Крапивин вспыхнул: на «Заре» Демидов со своим отделением был в день свадьбы у Мельниковых…
Близилась к концу вторая смена, когда от проходчиков первой лавы в диспетчерскую поступил сигнал: в выработку внезапно сместился уголь, на крепи появилась приметная тонкая угольная пыль, отчётливо слышались удары и треск в угольном массиве. Приборы зафиксировали резкое увеличение газовыделения в выработку. Все эти признаки – тревожные предвестники выброса угля. Смену надо было срочно поднять на поверхность.
Когда горноспасательные машины подлетели к «Заре», Мишка Ивашин предложил:
- Командир, мы с отделением Демидова первыми спускаемся.

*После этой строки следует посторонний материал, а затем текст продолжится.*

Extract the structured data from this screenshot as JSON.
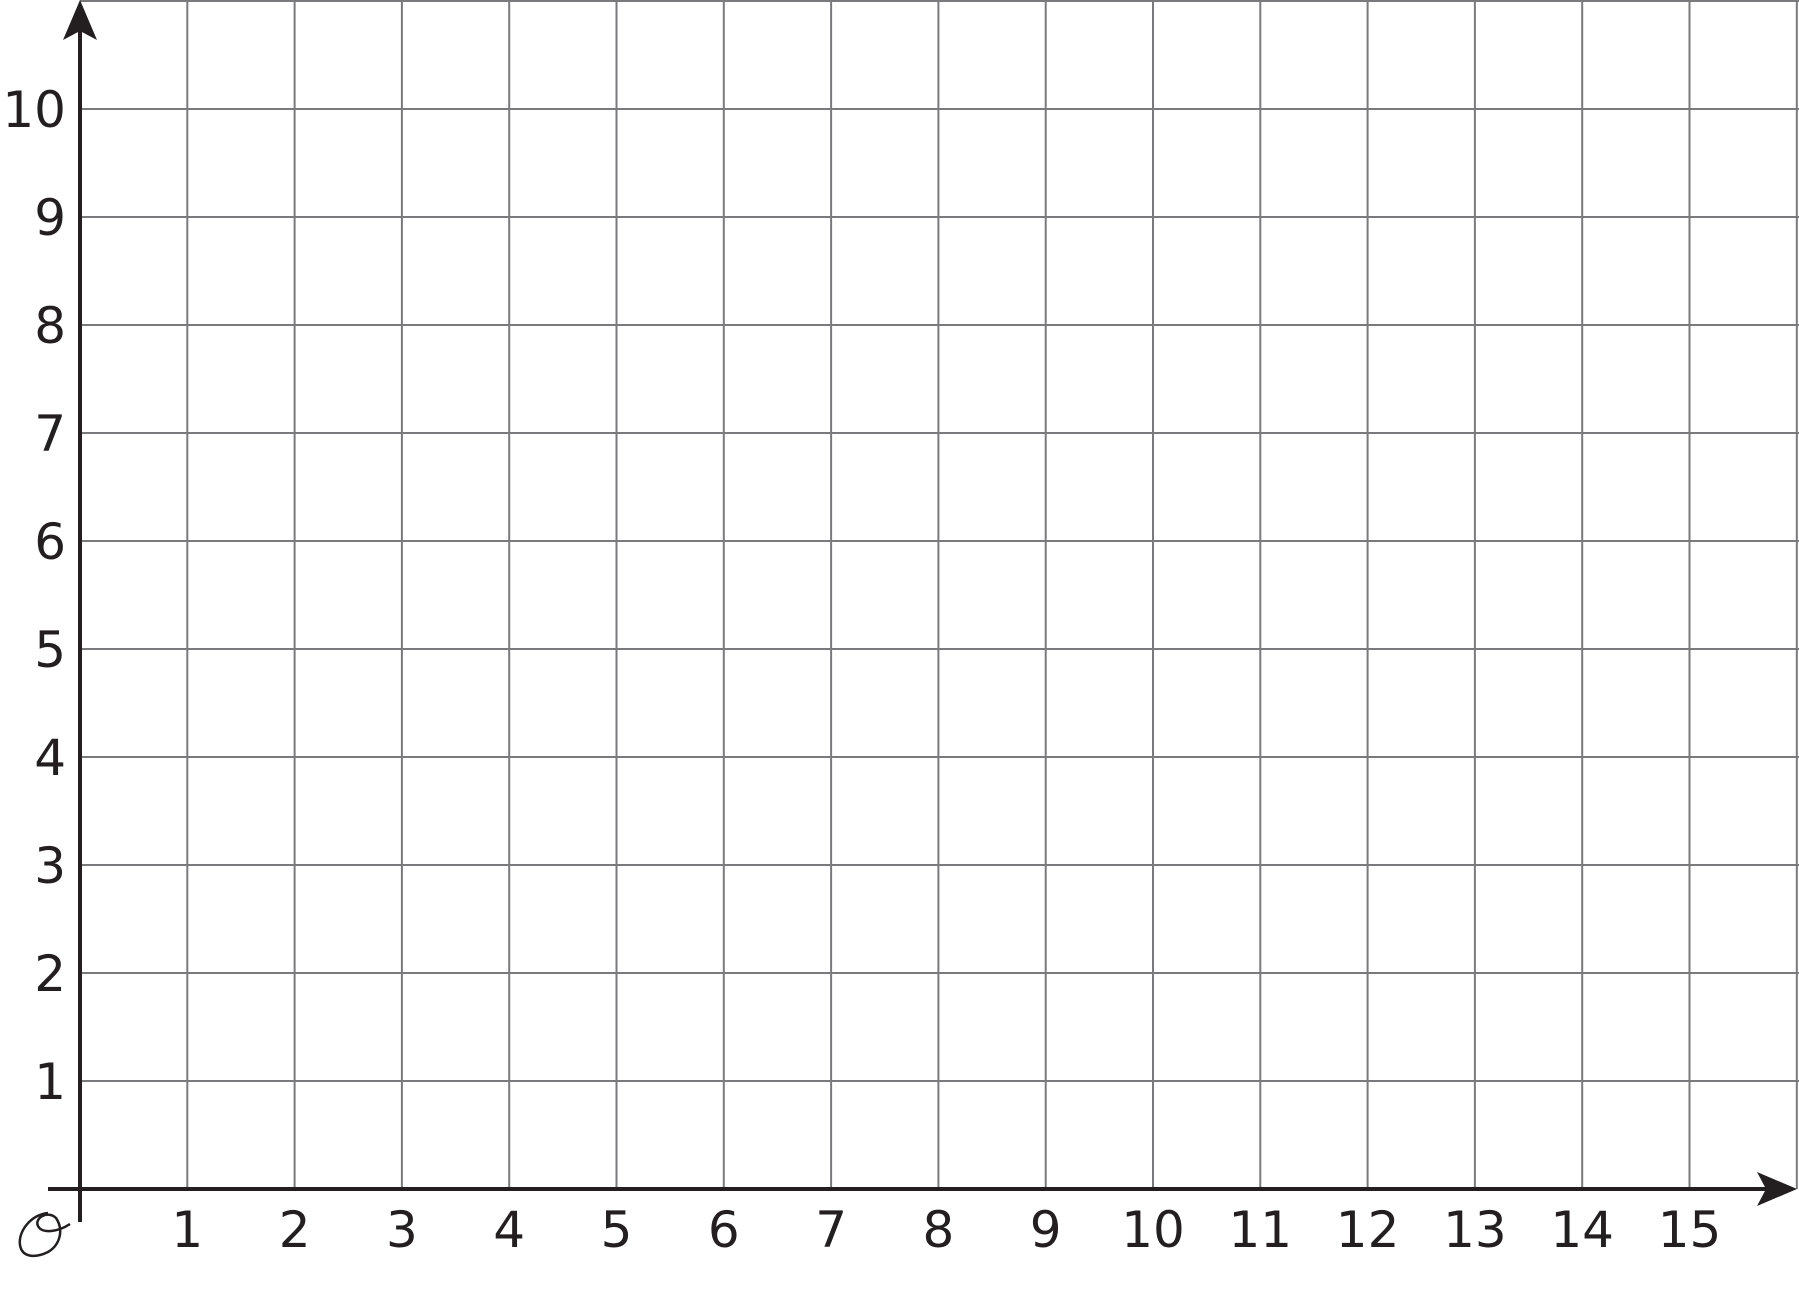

- Нет, Мишка. Ты проверь аппаратуру связи и оборудование для проходки завалов. Будешь командовать погрузкой и спуском противопожарной установки. С отделением Демидова пойду я.
В забое Крапивин с Демидовым привычно и быстро проверили, произошло ли полное отключение оборудования. Гигантские подземные машины и механизмы умолкли, слышалось, как от невидимой силы дробится и осыпается угольный пласт. То, что до сих пор не получалось сказать Саньке Демидову, – и времени не было, и дневной свет мешал, – сейчас получилось неожиданно легко. Андрей нашёл в темноте Санины глаза:
- Сань, я знаю, почему ты… Почему у нас с тобой…
Демидов не отвёл взгляд:
- И я знаю. И – что?
В безошибочном предчувствии Андрей успел пожалеть, что Саня его не услышит. И тут же раздался неправдоподобный грохот. На мгновенье забой осветился ослепительной вспышкой, – словно самой последней на свете перед наступившей темнотой.
Продолжение следует…
Начало Часть 2 Часть 3 Часть 4 Часть 5
Часть 6 Часть 7 Часть 9 Часть 10 Часть 11
Навигация по каналу «Полевые цветы»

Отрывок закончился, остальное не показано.